Não se deve fechar os olhos à realidade ideológica e social que nos cerca. Antes faremos bem encarando-a de frente com corajosa serenidade. Não poderemos tirar muitas conclusões favoráveis a nossos princípios, diante do humanismo privado da luz de Deus. Mas agora urge responder à pergunta que fizemos, e que convém repetirmos no íntimo de nossa consciência: Pode o homem hoje ser verdadeiramente cristão? Pode o cristão ser santo (no sentido bíblico do termo)? Pode nossa fé ser realmente um princípio de vida concreta e moderna? Pode ainda um povo, uma sociedade, uma comunidade pelo menos, exprimir-se em formas autenticamente cristãs?

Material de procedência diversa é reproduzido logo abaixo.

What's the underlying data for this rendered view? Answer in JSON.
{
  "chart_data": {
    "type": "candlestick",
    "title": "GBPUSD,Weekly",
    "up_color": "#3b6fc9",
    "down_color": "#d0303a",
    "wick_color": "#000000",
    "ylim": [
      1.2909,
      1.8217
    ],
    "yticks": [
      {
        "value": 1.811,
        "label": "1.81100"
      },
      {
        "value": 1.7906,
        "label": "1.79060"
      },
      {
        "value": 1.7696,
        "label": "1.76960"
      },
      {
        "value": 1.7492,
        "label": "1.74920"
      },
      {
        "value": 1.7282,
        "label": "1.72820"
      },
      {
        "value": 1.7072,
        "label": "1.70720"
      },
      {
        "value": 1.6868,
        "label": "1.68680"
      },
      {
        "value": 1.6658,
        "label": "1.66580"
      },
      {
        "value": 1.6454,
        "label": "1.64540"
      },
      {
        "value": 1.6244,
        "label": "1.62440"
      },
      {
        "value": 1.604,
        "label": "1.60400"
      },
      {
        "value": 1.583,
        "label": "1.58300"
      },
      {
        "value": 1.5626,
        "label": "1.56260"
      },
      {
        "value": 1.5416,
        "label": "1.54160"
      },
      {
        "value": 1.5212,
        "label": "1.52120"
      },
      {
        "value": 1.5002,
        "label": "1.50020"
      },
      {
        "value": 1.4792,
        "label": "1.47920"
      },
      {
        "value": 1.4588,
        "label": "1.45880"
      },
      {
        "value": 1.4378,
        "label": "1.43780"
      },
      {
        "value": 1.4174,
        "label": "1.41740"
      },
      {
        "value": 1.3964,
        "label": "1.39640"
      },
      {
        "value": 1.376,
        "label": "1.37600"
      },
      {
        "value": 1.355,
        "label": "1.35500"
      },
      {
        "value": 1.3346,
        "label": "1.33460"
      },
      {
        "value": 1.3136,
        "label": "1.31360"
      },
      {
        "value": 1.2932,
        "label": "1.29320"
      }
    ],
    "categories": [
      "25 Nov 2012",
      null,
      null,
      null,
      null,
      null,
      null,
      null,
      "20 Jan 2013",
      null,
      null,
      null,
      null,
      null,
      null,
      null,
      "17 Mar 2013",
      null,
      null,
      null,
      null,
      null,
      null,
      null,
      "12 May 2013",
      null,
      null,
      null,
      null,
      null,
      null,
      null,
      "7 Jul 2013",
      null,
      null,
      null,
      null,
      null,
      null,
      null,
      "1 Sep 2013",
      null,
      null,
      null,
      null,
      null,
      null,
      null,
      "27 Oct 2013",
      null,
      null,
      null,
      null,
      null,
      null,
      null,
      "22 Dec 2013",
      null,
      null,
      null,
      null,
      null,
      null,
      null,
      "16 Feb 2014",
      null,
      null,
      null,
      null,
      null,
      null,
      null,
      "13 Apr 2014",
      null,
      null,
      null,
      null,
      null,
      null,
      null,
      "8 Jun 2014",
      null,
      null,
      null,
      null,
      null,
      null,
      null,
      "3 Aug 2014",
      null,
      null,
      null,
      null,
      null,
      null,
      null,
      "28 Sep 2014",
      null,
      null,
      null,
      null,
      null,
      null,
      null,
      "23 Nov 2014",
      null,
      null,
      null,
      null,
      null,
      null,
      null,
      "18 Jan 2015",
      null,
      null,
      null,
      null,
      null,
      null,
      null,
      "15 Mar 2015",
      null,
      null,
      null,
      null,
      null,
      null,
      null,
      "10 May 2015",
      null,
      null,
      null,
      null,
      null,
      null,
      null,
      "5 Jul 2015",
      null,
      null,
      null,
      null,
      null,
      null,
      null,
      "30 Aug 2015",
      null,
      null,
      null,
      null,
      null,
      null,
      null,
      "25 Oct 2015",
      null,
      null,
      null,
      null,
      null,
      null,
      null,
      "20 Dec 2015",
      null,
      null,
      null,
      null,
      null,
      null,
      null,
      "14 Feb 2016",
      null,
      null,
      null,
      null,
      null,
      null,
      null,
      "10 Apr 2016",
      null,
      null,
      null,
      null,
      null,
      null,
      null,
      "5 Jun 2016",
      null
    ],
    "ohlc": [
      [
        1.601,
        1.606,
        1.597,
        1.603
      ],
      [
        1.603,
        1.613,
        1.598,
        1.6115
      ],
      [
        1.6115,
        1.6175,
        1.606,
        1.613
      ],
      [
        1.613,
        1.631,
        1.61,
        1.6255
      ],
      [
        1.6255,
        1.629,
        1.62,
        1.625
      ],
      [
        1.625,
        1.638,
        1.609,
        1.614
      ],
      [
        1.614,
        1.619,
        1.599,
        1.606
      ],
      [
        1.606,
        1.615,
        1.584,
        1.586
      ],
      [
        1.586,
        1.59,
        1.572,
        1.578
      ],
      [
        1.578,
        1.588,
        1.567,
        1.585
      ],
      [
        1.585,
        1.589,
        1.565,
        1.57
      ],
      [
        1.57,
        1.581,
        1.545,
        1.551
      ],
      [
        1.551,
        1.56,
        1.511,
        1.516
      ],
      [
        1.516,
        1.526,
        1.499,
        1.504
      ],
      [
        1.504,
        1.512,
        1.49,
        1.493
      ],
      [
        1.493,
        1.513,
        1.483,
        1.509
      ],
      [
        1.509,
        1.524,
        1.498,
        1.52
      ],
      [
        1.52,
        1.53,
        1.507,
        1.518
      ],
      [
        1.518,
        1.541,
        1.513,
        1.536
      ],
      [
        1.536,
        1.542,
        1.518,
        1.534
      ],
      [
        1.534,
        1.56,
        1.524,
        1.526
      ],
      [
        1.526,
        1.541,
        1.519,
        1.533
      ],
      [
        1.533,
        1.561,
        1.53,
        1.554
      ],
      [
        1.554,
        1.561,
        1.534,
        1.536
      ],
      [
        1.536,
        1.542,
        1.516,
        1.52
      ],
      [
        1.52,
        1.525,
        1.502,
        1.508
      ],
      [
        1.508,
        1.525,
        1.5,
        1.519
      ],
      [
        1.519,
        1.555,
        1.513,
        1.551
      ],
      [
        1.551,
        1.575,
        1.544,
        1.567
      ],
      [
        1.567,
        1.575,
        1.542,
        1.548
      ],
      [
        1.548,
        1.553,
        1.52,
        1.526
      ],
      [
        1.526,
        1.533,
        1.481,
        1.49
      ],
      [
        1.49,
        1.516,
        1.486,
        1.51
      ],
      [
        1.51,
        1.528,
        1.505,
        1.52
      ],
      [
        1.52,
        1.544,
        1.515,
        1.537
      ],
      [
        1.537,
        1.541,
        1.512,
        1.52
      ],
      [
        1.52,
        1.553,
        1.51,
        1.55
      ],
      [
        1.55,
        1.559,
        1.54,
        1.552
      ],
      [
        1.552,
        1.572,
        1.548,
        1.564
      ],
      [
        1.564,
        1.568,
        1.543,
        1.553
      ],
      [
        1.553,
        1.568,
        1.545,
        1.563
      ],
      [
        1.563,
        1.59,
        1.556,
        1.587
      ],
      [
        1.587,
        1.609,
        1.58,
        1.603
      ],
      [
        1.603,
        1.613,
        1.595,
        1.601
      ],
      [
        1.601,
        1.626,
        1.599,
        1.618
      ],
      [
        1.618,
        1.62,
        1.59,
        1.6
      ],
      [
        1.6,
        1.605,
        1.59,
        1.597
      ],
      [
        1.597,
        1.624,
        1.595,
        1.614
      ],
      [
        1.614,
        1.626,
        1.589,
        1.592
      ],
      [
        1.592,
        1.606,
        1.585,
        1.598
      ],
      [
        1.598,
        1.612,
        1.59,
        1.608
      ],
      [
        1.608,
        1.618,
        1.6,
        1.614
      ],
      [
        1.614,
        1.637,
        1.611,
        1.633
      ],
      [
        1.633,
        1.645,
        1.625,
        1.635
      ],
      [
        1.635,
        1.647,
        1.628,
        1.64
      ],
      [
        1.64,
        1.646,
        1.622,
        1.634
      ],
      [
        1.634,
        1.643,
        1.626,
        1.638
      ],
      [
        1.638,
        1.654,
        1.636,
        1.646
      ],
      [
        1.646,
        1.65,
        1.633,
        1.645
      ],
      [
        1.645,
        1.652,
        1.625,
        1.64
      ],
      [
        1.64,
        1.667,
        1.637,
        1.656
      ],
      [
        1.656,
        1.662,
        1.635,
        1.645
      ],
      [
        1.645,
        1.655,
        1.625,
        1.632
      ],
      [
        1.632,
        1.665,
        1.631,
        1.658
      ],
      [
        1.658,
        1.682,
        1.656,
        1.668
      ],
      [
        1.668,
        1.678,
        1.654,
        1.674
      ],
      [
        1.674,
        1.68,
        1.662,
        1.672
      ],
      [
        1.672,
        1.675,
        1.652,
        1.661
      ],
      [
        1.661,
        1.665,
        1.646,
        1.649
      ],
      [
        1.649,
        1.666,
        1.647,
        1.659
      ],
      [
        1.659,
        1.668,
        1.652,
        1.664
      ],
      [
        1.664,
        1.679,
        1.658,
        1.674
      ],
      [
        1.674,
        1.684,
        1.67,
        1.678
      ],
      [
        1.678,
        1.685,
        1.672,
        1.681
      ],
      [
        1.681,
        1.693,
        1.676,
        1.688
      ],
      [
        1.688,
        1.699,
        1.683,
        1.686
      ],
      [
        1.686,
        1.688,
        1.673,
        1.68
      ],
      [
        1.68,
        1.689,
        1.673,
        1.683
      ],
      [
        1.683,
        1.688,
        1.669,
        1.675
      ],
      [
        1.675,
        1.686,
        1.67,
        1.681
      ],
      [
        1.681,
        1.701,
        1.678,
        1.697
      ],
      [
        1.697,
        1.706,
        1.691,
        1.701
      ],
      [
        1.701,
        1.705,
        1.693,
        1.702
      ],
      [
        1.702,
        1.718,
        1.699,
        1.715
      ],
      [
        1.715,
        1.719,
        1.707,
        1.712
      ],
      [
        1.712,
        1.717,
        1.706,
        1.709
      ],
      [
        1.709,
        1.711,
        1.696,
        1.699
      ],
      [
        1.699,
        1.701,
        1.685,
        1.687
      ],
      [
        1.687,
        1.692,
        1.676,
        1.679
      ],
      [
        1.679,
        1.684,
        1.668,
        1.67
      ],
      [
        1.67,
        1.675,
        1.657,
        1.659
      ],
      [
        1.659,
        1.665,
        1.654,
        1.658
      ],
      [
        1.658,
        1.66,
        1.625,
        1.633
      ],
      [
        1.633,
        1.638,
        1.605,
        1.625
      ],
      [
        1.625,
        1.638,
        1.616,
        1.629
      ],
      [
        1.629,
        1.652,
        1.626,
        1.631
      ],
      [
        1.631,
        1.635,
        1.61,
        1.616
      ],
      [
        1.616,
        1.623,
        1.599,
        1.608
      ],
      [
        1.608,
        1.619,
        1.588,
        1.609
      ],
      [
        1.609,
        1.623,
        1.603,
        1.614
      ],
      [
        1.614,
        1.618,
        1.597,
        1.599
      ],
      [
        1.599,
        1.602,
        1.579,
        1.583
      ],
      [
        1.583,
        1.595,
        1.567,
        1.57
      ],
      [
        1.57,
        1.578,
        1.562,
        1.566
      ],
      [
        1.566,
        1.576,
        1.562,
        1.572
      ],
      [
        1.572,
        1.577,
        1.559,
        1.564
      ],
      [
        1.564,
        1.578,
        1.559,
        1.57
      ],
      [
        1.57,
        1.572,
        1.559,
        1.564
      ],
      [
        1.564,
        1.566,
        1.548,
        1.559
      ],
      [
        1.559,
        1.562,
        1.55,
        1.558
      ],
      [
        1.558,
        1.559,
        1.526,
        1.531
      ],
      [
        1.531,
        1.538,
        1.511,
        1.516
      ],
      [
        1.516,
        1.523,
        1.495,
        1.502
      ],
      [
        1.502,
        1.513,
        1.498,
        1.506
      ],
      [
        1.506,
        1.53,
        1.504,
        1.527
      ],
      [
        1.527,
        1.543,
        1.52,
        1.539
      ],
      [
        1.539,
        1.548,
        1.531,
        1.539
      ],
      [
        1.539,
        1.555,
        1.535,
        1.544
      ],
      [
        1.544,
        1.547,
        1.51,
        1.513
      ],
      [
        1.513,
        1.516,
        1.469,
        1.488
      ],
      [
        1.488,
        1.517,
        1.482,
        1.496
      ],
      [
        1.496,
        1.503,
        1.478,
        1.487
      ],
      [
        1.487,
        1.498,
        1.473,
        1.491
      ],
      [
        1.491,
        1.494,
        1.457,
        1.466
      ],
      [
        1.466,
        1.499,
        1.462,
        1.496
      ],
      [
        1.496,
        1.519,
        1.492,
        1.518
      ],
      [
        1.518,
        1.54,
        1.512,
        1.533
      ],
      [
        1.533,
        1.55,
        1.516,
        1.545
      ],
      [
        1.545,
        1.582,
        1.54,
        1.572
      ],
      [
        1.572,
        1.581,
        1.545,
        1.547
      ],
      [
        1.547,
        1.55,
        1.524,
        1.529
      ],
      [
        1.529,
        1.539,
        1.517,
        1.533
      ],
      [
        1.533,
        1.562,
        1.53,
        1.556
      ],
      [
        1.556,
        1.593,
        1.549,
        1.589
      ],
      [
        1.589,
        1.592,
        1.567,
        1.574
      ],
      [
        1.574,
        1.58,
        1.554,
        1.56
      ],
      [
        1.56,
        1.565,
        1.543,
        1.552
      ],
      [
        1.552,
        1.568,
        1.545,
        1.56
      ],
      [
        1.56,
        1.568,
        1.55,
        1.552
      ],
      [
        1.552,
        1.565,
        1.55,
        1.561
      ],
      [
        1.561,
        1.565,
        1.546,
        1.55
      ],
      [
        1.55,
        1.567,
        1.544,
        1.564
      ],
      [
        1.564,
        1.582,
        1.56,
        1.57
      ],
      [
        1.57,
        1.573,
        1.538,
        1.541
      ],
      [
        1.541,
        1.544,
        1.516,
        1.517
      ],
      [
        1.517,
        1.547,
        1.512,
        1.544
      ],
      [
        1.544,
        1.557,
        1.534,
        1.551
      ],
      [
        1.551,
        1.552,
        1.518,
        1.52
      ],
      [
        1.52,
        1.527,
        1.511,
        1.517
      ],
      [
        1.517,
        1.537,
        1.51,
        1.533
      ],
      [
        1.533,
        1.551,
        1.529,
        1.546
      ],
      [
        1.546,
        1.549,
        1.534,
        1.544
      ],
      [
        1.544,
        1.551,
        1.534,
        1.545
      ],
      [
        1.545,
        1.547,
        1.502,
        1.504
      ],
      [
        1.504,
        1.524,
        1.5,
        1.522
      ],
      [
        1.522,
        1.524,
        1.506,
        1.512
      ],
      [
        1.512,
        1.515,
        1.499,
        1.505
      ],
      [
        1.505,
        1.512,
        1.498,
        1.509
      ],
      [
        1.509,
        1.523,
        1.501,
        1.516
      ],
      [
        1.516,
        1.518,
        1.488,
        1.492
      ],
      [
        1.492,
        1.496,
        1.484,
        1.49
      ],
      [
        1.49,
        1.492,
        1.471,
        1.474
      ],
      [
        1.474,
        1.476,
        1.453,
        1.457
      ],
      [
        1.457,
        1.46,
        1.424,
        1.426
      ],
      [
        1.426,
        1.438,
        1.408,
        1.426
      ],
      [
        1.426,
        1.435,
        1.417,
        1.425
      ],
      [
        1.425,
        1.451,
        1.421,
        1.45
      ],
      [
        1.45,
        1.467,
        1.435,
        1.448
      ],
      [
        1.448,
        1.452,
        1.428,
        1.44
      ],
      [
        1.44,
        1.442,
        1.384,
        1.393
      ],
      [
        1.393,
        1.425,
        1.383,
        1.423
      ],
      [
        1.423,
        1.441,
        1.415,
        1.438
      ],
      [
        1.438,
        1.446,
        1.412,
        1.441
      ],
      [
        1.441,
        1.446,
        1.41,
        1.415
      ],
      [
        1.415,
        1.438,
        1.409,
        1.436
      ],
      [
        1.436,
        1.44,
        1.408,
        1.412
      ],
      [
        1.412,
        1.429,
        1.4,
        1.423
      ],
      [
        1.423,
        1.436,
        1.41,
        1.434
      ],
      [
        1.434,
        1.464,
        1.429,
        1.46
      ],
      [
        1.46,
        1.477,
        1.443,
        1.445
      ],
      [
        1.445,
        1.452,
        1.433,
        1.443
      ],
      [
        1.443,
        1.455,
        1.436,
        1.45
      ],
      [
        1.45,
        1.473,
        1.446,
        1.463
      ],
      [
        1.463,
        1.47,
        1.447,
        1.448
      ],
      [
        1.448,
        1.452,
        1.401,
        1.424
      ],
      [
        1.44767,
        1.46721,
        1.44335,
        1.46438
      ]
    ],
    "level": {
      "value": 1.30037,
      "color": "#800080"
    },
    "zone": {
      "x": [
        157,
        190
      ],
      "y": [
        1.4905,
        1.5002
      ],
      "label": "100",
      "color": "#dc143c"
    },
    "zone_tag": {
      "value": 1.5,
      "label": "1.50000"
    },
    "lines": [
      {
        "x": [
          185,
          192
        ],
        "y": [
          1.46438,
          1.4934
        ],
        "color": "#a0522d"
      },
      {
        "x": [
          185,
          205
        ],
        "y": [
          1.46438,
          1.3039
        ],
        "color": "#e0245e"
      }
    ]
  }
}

Eis, caros filhos, uma boa ocasião para pormos imediatamente em ação nossa fé. Respondamos que sim. Nada nos deve atemorizar nem deter. É de santa Teresa as palavras: "Nada te espanta". Repitamos a nós mesmos as palavras de são Paulo aos romanos: "Se confessares com os lábios o Senhor Jesus, e se creres no coração que Deus o ressuscitou dos mortos, serás salvo" (Rom 10,11). Eis a bússola. No mar sem fé e agitado do mundo presente, guardemos esta suprema rota: Jesus Cristo. Ele luz do mundo e de nossa vida, infunde em nossos corações duas certezas imediatas fundamentais, uma sobre Deus, outra sobre o homem. Uma e outra a promover com total dedicação de amor. Assim nada temeremos: "Quem nos separará do amor do Cristo? A tribulação, a fome, a angústia, a nudez, o perigo, a perseguição, a espada?... Em tudo isso somos mais que vencedores, por obra daquele que nos amou" (Rom 8, 35-37).